U.S. SECURITIES AND EXCHANGE COMMISSION
Litigation Release No. 20890 / February 9, 2009
Securities and Exchange Commission v. Craig T. Jolly and Quest Holdings, Inc., Case No. CV-09-38-EFS (E.D. Wash. filed February 9, 2009)
The Securities and Exchange Commission today filed securities fraud and other charges against Quest Holdings, Inc. and its principal, Craig T. Jolly, of Spokane, Washington, for operating an internet-based Ponzi scheme promising monthly returns of up to 19.5 percent.

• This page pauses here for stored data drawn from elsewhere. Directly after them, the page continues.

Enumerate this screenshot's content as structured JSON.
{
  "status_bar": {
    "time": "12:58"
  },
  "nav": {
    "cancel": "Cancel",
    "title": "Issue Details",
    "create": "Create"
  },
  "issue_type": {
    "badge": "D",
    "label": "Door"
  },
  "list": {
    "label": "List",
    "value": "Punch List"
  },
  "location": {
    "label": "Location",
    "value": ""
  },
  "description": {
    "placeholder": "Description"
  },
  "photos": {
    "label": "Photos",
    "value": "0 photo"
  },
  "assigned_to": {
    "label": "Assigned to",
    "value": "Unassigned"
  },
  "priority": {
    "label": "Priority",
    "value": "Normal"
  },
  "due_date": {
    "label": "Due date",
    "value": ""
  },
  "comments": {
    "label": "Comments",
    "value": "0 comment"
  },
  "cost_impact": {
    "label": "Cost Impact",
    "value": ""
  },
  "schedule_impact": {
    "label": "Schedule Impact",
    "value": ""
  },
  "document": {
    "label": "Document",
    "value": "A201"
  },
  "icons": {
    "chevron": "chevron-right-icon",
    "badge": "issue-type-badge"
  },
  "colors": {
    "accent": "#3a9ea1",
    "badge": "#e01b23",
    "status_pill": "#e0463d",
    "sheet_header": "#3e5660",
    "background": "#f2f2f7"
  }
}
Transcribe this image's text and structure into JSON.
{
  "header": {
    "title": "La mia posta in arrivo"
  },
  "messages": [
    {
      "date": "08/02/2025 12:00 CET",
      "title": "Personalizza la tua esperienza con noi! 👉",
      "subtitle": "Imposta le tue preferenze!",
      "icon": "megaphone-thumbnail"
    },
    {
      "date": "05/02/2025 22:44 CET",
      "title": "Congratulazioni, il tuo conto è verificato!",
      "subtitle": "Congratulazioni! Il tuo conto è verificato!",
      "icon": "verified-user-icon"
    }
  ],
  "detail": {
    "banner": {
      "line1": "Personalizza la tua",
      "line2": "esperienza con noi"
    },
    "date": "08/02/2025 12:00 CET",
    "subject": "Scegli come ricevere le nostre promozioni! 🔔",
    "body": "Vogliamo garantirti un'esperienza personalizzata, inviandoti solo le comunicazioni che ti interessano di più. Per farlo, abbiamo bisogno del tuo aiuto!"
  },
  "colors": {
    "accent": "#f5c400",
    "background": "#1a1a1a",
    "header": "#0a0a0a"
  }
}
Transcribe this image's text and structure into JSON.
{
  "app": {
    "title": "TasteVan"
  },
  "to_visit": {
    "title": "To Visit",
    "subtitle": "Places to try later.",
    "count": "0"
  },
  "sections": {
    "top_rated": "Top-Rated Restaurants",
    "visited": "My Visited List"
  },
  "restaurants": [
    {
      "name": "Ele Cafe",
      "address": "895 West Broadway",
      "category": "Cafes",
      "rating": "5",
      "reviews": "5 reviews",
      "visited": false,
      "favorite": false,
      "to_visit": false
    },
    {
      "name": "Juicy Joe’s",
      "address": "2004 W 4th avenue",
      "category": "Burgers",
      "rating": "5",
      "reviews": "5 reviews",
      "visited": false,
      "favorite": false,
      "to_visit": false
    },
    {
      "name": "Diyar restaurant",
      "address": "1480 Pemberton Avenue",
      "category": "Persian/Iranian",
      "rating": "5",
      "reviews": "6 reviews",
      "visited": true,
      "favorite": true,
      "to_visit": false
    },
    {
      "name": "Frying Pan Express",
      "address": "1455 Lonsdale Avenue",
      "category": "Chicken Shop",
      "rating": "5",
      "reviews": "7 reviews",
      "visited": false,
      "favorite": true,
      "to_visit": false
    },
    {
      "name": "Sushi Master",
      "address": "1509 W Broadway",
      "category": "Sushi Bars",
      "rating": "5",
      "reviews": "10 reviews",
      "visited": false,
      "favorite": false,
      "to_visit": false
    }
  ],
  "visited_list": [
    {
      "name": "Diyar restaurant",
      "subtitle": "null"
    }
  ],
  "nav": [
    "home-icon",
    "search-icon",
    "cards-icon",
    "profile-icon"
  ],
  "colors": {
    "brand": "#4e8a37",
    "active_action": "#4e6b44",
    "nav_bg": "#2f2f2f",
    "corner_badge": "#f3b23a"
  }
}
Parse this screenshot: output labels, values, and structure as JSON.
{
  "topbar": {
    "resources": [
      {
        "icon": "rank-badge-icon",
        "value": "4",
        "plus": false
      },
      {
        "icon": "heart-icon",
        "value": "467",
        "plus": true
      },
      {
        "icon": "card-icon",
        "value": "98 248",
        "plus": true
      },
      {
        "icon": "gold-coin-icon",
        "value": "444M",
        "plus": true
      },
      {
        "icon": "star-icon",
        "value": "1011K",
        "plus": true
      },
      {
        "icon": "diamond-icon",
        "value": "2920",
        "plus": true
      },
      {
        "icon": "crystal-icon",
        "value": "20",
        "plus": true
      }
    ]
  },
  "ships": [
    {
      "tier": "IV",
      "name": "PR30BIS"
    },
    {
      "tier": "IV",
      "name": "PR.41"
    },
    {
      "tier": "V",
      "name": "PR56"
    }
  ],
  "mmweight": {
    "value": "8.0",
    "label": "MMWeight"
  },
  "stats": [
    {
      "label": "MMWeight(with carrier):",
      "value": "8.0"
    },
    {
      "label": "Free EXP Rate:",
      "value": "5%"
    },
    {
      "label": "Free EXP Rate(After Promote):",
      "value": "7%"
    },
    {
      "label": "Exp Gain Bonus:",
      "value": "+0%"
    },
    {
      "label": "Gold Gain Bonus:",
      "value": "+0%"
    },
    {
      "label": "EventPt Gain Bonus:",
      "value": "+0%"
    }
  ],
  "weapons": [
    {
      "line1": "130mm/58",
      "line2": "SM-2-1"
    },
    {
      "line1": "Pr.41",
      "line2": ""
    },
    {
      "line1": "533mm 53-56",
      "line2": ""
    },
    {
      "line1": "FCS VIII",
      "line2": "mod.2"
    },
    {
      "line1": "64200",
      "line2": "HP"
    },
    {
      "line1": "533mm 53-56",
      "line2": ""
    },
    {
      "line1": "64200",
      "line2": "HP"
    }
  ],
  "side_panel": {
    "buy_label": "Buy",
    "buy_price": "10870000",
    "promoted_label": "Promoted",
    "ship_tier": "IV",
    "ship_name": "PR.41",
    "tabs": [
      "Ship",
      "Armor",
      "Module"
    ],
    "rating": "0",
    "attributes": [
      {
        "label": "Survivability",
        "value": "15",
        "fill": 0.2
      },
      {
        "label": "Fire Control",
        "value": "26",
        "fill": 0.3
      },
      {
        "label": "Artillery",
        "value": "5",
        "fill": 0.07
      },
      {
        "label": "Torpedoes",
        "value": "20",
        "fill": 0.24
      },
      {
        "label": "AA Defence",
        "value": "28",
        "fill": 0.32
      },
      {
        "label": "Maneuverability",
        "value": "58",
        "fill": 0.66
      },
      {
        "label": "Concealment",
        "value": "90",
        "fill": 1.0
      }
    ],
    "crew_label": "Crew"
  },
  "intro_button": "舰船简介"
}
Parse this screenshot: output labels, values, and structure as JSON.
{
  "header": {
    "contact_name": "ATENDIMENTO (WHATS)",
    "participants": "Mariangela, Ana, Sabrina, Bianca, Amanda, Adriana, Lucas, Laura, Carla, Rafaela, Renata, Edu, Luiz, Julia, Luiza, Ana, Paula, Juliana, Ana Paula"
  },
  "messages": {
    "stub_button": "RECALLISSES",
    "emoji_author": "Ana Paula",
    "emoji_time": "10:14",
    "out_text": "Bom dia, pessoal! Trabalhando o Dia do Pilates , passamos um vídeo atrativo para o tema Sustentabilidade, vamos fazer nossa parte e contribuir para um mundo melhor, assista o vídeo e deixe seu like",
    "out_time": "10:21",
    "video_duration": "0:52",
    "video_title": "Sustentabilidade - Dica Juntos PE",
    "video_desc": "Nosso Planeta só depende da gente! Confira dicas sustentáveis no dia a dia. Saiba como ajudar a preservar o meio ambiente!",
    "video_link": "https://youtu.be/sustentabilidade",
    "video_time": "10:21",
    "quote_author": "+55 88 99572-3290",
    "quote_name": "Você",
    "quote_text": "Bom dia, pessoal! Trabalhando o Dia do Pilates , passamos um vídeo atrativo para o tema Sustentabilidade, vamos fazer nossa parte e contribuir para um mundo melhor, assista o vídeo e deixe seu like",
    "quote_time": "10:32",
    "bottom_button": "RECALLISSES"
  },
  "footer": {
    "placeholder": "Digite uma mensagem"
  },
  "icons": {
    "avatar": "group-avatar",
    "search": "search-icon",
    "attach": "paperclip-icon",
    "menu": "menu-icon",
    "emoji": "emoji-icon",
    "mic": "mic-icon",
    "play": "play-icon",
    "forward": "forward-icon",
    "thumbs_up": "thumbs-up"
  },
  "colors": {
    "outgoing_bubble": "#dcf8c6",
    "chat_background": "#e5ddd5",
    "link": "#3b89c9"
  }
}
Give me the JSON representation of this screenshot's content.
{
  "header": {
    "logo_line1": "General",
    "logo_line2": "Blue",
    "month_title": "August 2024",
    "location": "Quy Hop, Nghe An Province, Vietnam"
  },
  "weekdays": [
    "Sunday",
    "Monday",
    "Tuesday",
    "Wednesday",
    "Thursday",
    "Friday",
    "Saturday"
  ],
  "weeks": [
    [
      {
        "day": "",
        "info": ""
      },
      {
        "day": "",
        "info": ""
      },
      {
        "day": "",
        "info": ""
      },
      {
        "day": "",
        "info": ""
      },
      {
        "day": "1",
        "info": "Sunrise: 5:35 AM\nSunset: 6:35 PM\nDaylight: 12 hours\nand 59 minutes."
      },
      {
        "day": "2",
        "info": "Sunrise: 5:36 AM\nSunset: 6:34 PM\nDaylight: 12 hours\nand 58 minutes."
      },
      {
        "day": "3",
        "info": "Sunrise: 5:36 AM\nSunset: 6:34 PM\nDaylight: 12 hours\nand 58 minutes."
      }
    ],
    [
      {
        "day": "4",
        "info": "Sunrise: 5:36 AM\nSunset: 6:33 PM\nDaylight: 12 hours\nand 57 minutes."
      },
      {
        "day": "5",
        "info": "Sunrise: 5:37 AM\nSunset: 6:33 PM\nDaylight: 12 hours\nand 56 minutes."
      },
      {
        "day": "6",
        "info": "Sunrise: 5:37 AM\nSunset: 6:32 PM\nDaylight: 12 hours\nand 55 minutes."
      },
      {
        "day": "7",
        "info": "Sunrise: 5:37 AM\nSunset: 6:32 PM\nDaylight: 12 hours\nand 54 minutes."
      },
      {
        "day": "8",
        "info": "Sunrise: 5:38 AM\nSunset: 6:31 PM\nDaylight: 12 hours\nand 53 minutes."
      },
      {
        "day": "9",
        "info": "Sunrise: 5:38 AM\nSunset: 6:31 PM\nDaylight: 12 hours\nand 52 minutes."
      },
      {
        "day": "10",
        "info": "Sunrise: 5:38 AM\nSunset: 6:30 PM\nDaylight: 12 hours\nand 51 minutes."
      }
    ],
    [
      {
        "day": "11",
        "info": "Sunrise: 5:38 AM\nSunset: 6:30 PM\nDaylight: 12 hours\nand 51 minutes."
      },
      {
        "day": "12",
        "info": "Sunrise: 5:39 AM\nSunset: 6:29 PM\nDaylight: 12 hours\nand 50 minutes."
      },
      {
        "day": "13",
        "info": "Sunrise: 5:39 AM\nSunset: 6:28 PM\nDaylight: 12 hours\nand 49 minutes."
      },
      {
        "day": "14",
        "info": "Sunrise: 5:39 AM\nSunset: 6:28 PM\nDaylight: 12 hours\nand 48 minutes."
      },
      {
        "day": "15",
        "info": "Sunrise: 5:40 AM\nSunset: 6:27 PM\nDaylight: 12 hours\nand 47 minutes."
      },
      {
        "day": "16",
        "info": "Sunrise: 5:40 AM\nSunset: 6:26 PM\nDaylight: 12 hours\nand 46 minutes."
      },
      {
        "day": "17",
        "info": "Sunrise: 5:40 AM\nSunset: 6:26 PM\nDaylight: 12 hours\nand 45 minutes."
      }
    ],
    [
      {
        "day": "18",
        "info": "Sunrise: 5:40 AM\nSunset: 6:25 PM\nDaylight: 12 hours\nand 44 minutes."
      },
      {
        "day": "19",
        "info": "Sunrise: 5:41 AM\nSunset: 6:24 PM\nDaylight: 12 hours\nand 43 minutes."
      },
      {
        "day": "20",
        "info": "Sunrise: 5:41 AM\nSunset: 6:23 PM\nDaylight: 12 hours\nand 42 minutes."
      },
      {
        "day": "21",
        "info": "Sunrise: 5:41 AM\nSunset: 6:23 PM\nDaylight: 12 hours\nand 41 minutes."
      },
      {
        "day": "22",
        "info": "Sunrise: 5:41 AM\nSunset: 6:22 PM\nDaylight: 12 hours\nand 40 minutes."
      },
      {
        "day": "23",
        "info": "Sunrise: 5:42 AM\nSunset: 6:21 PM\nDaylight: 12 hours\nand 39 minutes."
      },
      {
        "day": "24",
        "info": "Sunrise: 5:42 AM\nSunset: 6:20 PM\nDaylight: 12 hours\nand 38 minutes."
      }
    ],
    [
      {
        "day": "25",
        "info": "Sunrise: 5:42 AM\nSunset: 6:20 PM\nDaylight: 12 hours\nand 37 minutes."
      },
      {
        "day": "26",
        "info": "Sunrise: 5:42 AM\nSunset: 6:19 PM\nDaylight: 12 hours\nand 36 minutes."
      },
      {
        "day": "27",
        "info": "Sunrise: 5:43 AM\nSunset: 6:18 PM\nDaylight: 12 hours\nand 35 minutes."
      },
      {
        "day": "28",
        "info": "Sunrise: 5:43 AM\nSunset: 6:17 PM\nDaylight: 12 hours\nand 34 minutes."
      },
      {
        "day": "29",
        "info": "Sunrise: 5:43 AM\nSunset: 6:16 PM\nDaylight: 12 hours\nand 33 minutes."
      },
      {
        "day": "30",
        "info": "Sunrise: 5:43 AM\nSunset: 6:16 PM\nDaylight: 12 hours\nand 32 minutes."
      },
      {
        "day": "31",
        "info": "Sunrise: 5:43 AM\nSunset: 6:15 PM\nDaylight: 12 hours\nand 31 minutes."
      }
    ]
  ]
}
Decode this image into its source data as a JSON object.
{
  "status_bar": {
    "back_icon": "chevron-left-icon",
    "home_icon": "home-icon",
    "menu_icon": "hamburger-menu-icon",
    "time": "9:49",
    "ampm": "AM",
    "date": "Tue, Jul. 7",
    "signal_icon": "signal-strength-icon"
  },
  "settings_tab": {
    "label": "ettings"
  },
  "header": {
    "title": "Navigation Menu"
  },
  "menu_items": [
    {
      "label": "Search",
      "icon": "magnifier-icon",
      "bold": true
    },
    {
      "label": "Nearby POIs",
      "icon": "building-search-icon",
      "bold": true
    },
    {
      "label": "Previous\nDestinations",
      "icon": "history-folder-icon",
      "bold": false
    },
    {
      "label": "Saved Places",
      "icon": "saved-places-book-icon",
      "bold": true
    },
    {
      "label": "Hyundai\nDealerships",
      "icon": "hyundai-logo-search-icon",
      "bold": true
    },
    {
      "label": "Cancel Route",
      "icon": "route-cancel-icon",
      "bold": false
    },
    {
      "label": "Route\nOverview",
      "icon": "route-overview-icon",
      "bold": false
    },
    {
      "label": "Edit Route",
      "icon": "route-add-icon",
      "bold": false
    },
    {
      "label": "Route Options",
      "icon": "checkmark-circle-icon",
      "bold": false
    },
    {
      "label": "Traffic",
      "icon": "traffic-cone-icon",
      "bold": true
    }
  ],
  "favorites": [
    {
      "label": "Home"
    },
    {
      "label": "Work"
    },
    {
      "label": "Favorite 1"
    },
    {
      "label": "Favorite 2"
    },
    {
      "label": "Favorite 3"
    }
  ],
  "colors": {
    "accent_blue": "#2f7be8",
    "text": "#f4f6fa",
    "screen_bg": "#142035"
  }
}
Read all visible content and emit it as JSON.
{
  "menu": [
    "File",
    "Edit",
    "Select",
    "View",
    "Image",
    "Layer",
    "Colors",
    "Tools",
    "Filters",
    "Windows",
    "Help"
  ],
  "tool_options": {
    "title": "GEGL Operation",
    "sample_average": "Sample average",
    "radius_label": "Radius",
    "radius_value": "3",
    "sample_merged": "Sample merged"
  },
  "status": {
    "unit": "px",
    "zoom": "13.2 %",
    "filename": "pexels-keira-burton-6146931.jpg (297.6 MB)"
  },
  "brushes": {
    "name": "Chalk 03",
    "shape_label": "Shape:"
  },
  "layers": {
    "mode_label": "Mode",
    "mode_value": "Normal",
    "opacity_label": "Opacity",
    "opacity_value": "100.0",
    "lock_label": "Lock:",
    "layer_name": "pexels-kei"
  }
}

According to the complaint, defendants Quest and Jolly raised approximately $4 million from more than 200 investors, located throughout the country and abroad, through the issuance of short-term securities promising monthly interest rates as high as 19.5 percent. Jolly raised funds by offering and selling Quest securities through Quest's website, EarnByLoaning.com. As set forth in the complaint, Jolly claimed to be active in the investment community and financial markets and falsely assured investors that Quest had a reserve fund to ensure that they would be repaid.
In reality, the Commission alleges, Jolly invested only about one-third of the investor funds he received, on which he suffered hundreds of thousands of dollars in trading losses. The complaint also alleges that defendants operated a Ponzi scheme and repaid purported profits to investors from funds provided by later investors, not from earnings on Quest's investment activities. In addition, the Commission alleges that Jolly misappropriated at least $628,000 of investor funds, which he used for his own stock trading and to pay for his vehicles, medical bills and other personal expenses.
The Commission's complaint, filed in federal district court for the Eastern District of Washington, charges Quest and Jolly with violating the antifraud and registration provisions of the federal securities laws, and seeks entry of an order for an asset freeze, injunctions, an accounting, disgorgement, and civil penalties.
The Commission's litigated action against Jolly and Quest charges both with violating Sections 5(a), 5(c) and 17(a) of the Securities Act of 1933 and Section 10(b) of the Securities Exchange Act of 1934 and Rule 10b-5 thereunder. The Commission seeks permanent injunctions, an accounting, appointment of a receiver, an asset freeze, disgorgement with prejudgment interest, and civil monetary penalties.